After reading my last post about “Genius”, a friend of mine sent me a link to this wonderful TED talk by Elizabeth Gilbert, author of “Eat, Pray, Love”. I think she makes some excellent points. Why do creative people have this reputation for being unstable, and prone to mental illness. We don’t even blink when we hear that an artist was somehow “undone” by their gifts.
Why does creativity seem to come with a bucket of anguish… What do you do after a “freakish success?”
How do you create a safe distance between the creative process and living a sane life?

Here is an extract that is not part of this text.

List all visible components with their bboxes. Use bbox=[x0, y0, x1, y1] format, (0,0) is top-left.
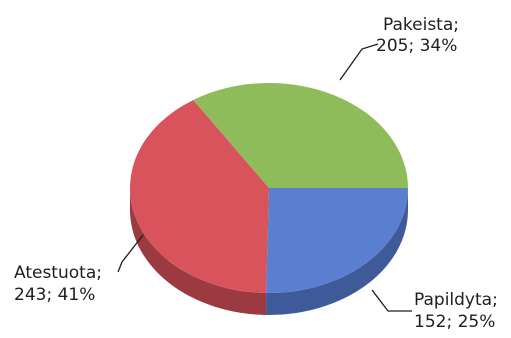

According to Elizabeth Gilbert, the ancient Romans considered the creative spirit to be a “genius” which would kind of hang around an artist to protect the artist from the results of his or her work. If your work was brilliant, everyone knew that you had a genius helping you and so you couldn’t take all the credit. If it bombed, then you didn’t get all the blame either because your “genius” was just lame.
And artist was a human being taking “dictation from the divine”. It wasn’t a person BEING a genius. It was a human being HAVING a genius. A divine helper.
The shift happened when people started referring to artists as “a genius” instead of “having a genius”.
This is 18 minutes of pure gold!
On a totally different but related subject, I think the choice to have Julia Roberts Play her in the Movie adaptation of “Eat, Pray, Love” was a huge blunder. It should have been Helen Hunt. Julia was too serious and Elizabeth Gilbert is so full of life and humor and spark and spunk that the somber, stately Julia Roberts couldn’t quite convey it.
That’s awl I’m sayin’
have a great day!
– Mark
p.s. nothing against Julia Roberts… Just watch the video above to see why Helen Hunt would have been better. My “genius” is calling for a remake.